Margaret is an artist living and working in Manchester. She has a BA in Fine Art (Painting) from Manchester Metropolitan University where she was selected for The New Contemporaries International, Taipei, Taiwan.


She was visiting lecturer in Fine Art at The University of Bolton for a number of years and has been a member of Rogue Artists’ Studios in Manchester since 2000.


Margaret has exhibited widely in the North West most notably at The Walker, Liverpool, The Whitworth Gallery, Manchester, Salford Museum and Art Gallery, The Storey Gallery, Lancaster and Bury Museum and Art Gallery.


Solo exhibitions include ‘ Forgotten Stories’ International Peace Conference, Liverpool Hope University, ‘Butterflies in Rain’ Artland Gallery, Manchester, ‘All the Empty Places’ Cornerstone Gallery, Liverpool, ‘Cold Front’ Atkinson Gallery, Southport. In London her work has been shown at various galleries such as Art First, Cork Street, Redchurch Street Gallery and Store Street Gallery and she has been a regular exhibitor at London Art Fair, Art London, Affordable Art Fair London and New York, Manchester art Fair and Edinburgh Art Fair.

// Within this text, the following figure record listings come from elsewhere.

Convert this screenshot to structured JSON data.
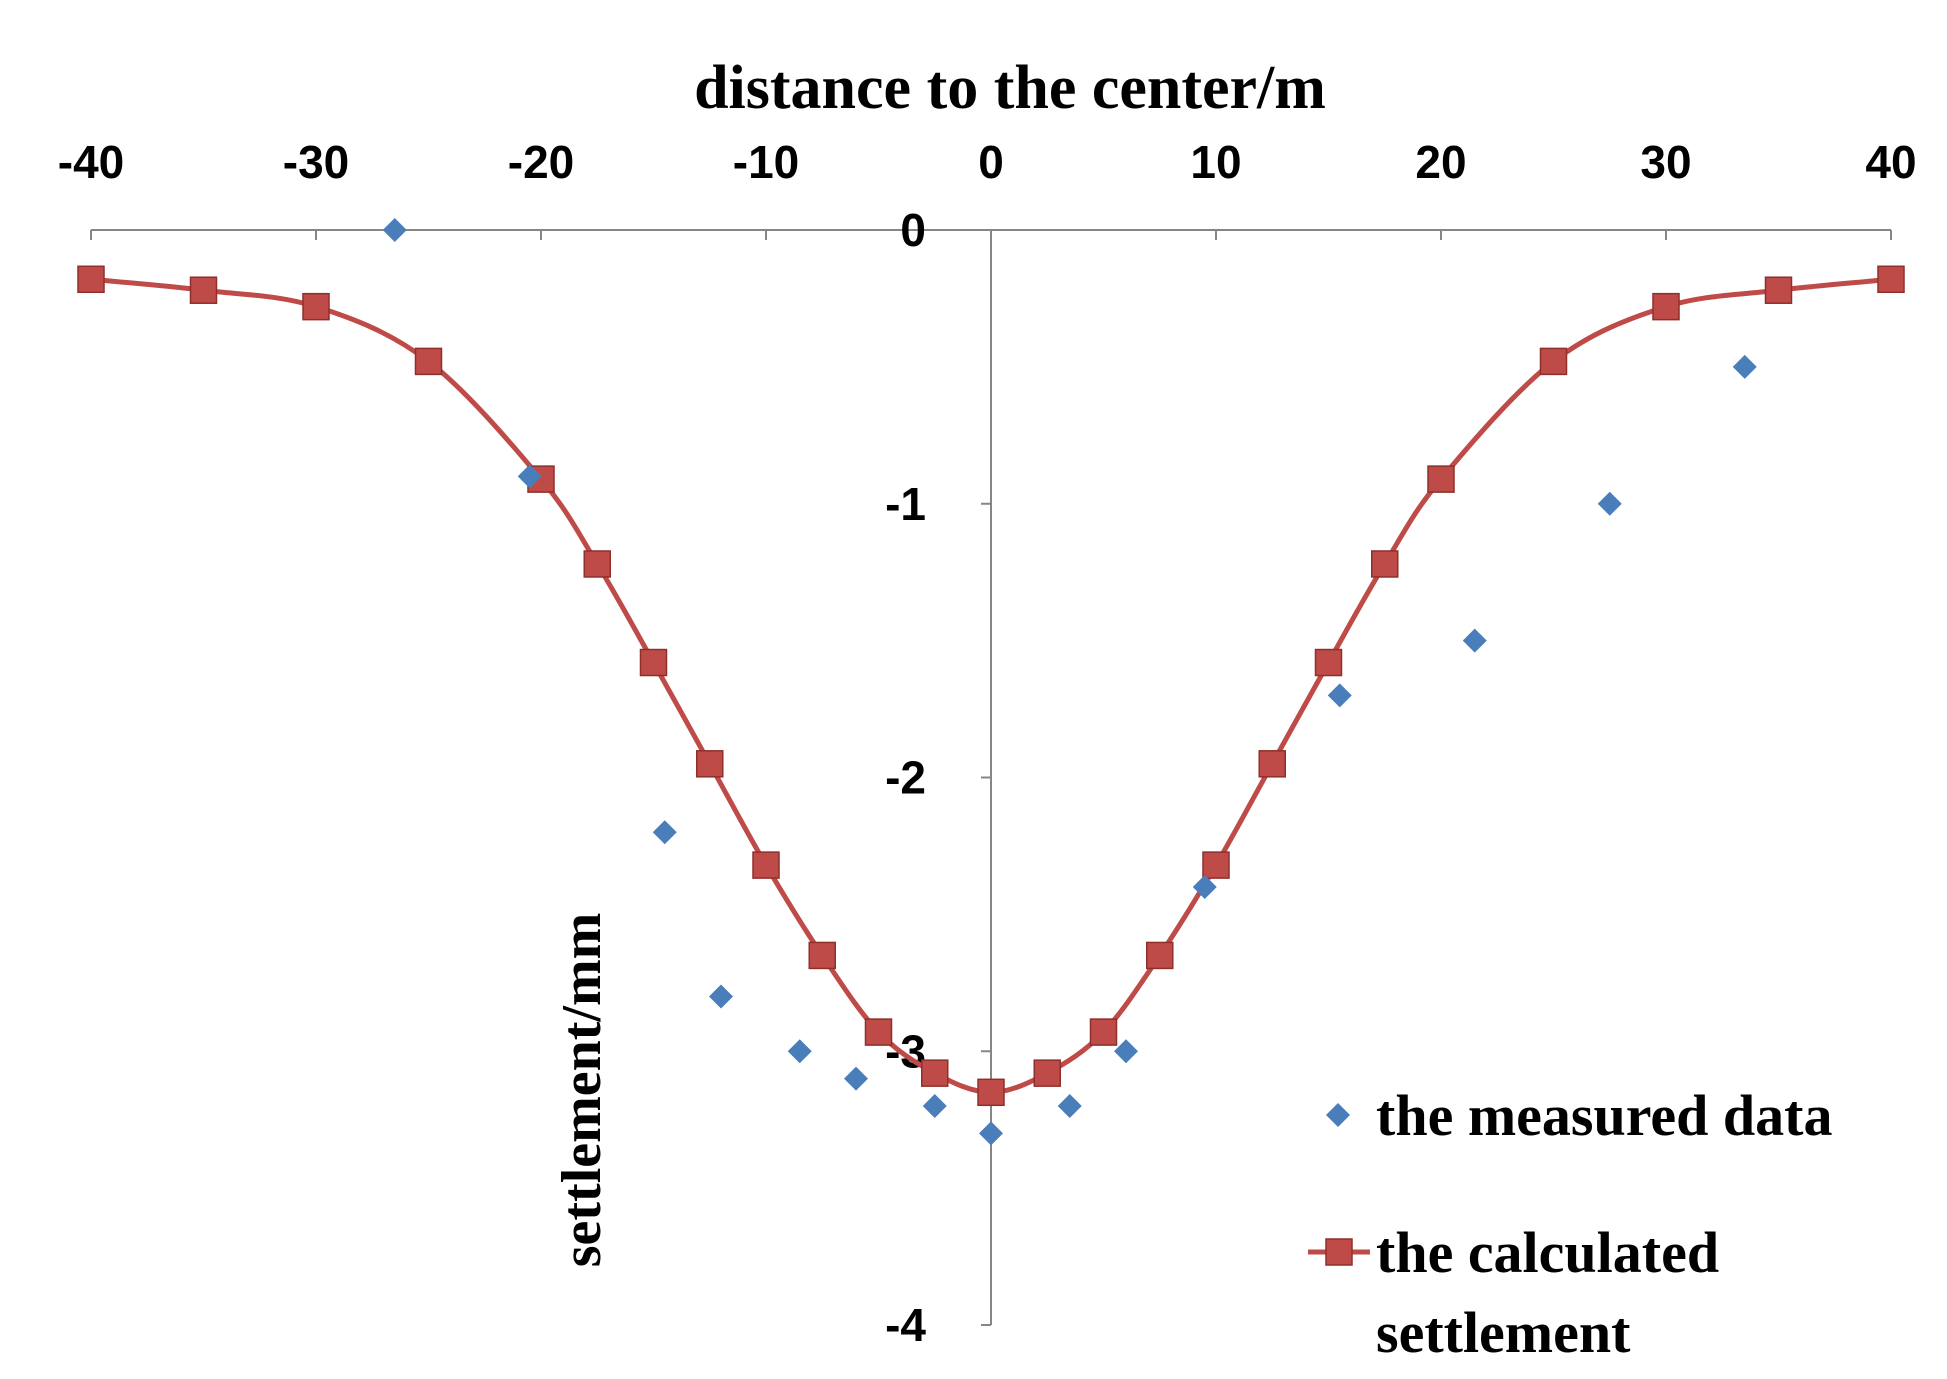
{
  "chart_data": {
    "type": "scatter",
    "title": "",
    "xlabel": "distance to the center/m",
    "ylabel": "settlement/mm",
    "xlim": [
      -40,
      40
    ],
    "ylim": [
      -4,
      0
    ],
    "x_ticks": [
      -40,
      -30,
      -20,
      -10,
      0,
      10,
      20,
      30,
      40
    ],
    "y_ticks": [
      0,
      -1,
      -2,
      -3,
      -4
    ],
    "x_axis_position": "top",
    "grid": false,
    "legend_position": "bottom-right",
    "series": [
      {
        "name": "the measured data",
        "kind": "scatter",
        "marker": "diamond",
        "color": "#4a7ebb",
        "x": [
          -26.5,
          -20.5,
          -14.5,
          -12,
          -8.5,
          -6,
          -2.5,
          0,
          3.5,
          6,
          9.5,
          15.5,
          21.5,
          27.5,
          33.5
        ],
        "y": [
          0,
          -0.9,
          -2.2,
          -2.8,
          -3.0,
          -3.1,
          -3.2,
          -3.3,
          -3.2,
          -3.0,
          -2.4,
          -1.7,
          -1.5,
          -1.0,
          -0.5
        ]
      },
      {
        "name": "the calculated settlement",
        "kind": "line",
        "marker": "square",
        "color": "#be4b48",
        "x": [
          -40,
          -35,
          -30,
          -25,
          -20,
          -17.5,
          -15,
          -12.5,
          -10,
          -7.5,
          -5,
          -2.5,
          0,
          2.5,
          5,
          7.5,
          10,
          12.5,
          15,
          17.5,
          20,
          25,
          30,
          35,
          40
        ],
        "y": [
          -0.18,
          -0.22,
          -0.28,
          -0.48,
          -0.91,
          -1.22,
          -1.58,
          -1.95,
          -2.32,
          -2.65,
          -2.93,
          -3.08,
          -3.15,
          -3.08,
          -2.93,
          -2.65,
          -2.32,
          -1.95,
          -1.58,
          -1.22,
          -0.91,
          -0.48,
          -0.28,
          -0.22,
          -0.18
        ]
      }
    ],
    "legend": {
      "measured_label": "the measured data",
      "calculated_label_line1": "the calculated",
      "calculated_label_line2": "settlement"
    }
  }
}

International projects include ‘ Olydo Berlin 16’, DKB-Atrium, Deutsche Kreditbank AG, Berlin and Olympic Village, Elstal: ‘Art Territories’, Capital of Culture Project, Vilnius: ‘Intalinka’, Kiltsi Airbase and Lannemaa Gallery, Estonia.


In 2019 she co-founded Rogue Women and co-curated a group show of 45 female artists from Rogue Studios alongside invited guest artists from all over the UK. The exhibition returned in 2023 with Rogue women II and a stand at The Manchester Contemporary. 

 

In November 2023 Margaret’s retrospective solo exhibition ‘Shifting Ground’ was shown in Manchester.  

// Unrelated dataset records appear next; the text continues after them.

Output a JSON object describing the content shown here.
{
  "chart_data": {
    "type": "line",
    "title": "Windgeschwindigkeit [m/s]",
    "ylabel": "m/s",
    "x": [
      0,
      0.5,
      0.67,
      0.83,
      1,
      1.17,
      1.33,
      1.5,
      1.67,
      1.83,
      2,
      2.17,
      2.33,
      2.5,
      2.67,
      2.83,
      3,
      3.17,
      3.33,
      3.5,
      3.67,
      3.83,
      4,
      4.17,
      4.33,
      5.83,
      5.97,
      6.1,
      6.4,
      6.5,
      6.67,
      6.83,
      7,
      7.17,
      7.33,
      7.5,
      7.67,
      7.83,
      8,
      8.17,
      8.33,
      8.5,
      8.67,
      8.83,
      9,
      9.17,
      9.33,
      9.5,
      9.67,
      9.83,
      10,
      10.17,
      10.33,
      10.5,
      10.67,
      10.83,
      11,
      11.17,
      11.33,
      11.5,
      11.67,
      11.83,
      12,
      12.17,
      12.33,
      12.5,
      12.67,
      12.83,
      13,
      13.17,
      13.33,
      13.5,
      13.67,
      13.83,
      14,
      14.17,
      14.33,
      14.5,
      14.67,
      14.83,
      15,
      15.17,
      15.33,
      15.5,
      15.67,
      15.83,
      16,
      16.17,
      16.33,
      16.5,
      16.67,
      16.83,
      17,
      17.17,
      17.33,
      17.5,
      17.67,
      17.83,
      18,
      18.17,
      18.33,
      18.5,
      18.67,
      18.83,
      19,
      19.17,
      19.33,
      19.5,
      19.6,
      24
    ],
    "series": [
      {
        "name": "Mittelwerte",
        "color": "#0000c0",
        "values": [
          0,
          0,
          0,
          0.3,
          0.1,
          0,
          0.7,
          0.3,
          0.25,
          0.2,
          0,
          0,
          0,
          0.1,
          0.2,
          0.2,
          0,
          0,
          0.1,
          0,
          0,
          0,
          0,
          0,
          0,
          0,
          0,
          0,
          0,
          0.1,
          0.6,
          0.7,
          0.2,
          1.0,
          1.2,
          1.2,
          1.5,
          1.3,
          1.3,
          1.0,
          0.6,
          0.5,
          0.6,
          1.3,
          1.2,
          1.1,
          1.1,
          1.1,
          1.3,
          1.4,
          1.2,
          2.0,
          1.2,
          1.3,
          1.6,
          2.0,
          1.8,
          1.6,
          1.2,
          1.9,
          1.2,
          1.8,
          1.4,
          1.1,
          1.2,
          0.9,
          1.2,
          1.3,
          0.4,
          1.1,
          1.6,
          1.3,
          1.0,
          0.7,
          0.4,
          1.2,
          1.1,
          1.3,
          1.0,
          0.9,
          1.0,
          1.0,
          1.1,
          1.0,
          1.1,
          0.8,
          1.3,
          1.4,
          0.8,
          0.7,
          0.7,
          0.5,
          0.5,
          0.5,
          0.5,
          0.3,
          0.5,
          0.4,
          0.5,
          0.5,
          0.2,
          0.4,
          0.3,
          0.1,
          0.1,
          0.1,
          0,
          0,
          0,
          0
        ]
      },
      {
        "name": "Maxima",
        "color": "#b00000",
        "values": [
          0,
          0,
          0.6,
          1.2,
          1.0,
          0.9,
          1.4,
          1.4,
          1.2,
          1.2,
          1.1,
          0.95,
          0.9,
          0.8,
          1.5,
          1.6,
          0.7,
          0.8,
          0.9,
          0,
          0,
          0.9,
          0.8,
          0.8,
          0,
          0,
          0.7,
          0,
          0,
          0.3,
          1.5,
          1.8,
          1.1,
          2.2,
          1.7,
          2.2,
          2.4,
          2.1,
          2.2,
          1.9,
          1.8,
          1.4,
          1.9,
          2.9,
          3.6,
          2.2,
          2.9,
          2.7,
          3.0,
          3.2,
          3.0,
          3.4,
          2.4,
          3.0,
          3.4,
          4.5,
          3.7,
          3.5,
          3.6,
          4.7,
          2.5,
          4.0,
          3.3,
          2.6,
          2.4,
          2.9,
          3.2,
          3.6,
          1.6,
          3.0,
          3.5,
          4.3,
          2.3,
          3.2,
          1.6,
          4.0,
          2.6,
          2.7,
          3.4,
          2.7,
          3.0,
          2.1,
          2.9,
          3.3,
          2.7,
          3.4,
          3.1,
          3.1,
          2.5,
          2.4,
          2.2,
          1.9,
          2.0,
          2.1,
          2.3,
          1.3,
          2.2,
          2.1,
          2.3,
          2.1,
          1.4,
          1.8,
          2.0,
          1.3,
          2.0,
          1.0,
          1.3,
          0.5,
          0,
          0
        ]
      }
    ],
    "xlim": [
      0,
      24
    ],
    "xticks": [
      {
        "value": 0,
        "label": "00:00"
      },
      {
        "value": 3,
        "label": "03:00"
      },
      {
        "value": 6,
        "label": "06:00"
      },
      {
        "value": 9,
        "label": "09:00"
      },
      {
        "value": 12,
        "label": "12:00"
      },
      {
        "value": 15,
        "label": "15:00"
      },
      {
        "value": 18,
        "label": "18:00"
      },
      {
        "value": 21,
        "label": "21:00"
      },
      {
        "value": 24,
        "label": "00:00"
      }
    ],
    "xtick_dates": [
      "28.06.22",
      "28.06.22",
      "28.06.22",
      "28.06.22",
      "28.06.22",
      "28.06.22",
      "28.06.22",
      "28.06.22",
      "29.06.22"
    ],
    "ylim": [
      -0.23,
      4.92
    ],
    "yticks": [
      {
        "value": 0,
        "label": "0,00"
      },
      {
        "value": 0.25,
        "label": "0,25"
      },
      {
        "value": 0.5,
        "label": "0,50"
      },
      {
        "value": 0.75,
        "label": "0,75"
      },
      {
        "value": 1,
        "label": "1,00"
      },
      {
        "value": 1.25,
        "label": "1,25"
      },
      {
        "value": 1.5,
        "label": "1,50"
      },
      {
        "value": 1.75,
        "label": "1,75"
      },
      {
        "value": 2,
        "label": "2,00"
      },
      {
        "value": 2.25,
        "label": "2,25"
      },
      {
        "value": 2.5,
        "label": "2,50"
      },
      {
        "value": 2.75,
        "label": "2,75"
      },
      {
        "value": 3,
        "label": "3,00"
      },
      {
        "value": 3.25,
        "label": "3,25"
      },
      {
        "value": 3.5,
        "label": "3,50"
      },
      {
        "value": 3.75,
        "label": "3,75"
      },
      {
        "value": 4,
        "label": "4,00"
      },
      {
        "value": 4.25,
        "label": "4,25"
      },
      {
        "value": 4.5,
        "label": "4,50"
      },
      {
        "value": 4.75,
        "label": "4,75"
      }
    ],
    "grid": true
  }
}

Work is held in the collections of Salford Museum and Art Gallery and Deutsche Kreditbank AG, Berlin as well as in private collections in America, Europe and UK. 

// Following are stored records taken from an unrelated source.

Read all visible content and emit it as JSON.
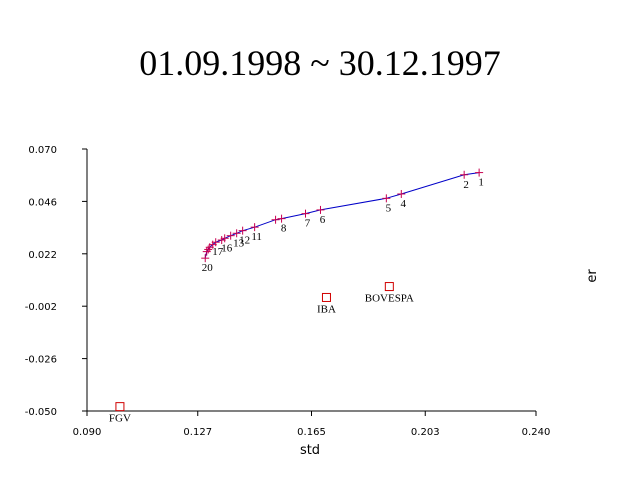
{
  "chart_data": {
    "type": "line",
    "title": "01.09.1998 ~ 30.12.1997",
    "xlabel": "std",
    "ylabel": "er",
    "xlim": [
      0.09,
      0.24
    ],
    "ylim": [
      -0.05,
      0.07
    ],
    "xticks": [
      "0.090",
      "0.127",
      "0.165",
      "0.203",
      "0.240"
    ],
    "yticks": [
      "0.070",
      "0.046",
      "0.022",
      "-0.002",
      "-0.026",
      "-0.050"
    ],
    "grid": false,
    "line_color": "#0000c8",
    "marker_color": "#c80050",
    "frontier": {
      "x": [
        0.221,
        0.216,
        0.195,
        0.19,
        0.168,
        0.163,
        0.155,
        0.153,
        0.146,
        0.142,
        0.14,
        0.138,
        0.136,
        0.135,
        0.133,
        0.132,
        0.131,
        0.1305,
        0.13,
        0.1295
      ],
      "y": [
        0.0592,
        0.0582,
        0.0494,
        0.0474,
        0.0421,
        0.0404,
        0.0381,
        0.0376,
        0.0342,
        0.0326,
        0.0314,
        0.0303,
        0.0291,
        0.0283,
        0.0273,
        0.0262,
        0.025,
        0.024,
        0.023,
        0.02
      ],
      "labels": [
        "1",
        "2",
        "4",
        "5",
        "6",
        "7",
        "8",
        "",
        "11",
        "12",
        "13",
        "",
        "16",
        "",
        "17",
        "",
        "",
        "",
        "",
        "20"
      ]
    },
    "assets": [
      {
        "name": "FGV",
        "x": 0.101,
        "y": -0.048
      },
      {
        "name": "IBA",
        "x": 0.17,
        "y": 0.002
      },
      {
        "name": "BOVESPA",
        "x": 0.191,
        "y": 0.007
      }
    ],
    "asset_color": "#d00000"
  }
}
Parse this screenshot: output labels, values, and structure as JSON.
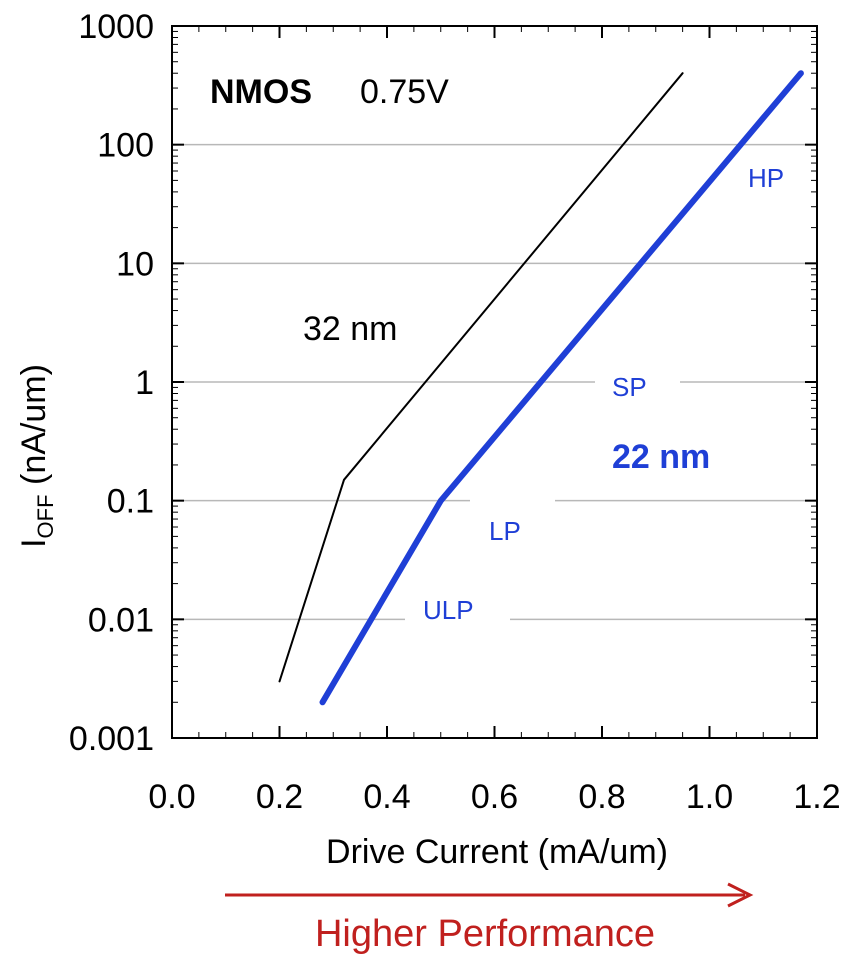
{
  "chart_data": {
    "type": "line",
    "xlabel": "Drive Current (mA/um)",
    "ylabel_main": "I",
    "ylabel_sub": "OFF",
    "ylabel_unit": " (nA/um)",
    "x_ticks": [
      "0.0",
      "0.2",
      "0.4",
      "0.6",
      "0.8",
      "1.0",
      "1.2"
    ],
    "x_tick_values": [
      0,
      0.2,
      0.4,
      0.6,
      0.8,
      1.0,
      1.2
    ],
    "y_ticks": [
      "0.001",
      "0.01",
      "0.1",
      "1",
      "10",
      "100",
      "1000"
    ],
    "y_tick_values": [
      0.001,
      0.01,
      0.1,
      1,
      10,
      100,
      1000
    ],
    "xlim": [
      0,
      1.2
    ],
    "ylim": [
      0.001,
      1000
    ],
    "yscale": "log",
    "grid": "horizontal",
    "series": [
      {
        "label_text": "32 nm",
        "color": "#000000",
        "points": [
          [
            0.2,
            0.003
          ],
          [
            0.32,
            0.15
          ],
          [
            0.95,
            400
          ]
        ]
      },
      {
        "label_text": "22 nm",
        "color": "#1f3fd6",
        "points": [
          [
            0.28,
            0.002
          ],
          [
            0.5,
            0.1
          ],
          [
            1.17,
            400
          ]
        ]
      }
    ],
    "annotations": {
      "device_bold": "NMOS",
      "device_voltage": "0.75V",
      "hp": "HP",
      "sp": "SP",
      "lp": "LP",
      "ulp": "ULP"
    },
    "arrow_label": "Higher Performance",
    "arrow_color": "#c0201e"
  }
}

Margaret’s work is concerned with themes around memory, history and place and reflects on our relationship with landscape in a shifting and unstable world.
The paintings are informed by a particular place yet allow for a universal resonance – they allude to the elusive nature of memory, the instability of time and place and the possibility of multi-layered narratives both known and unknown.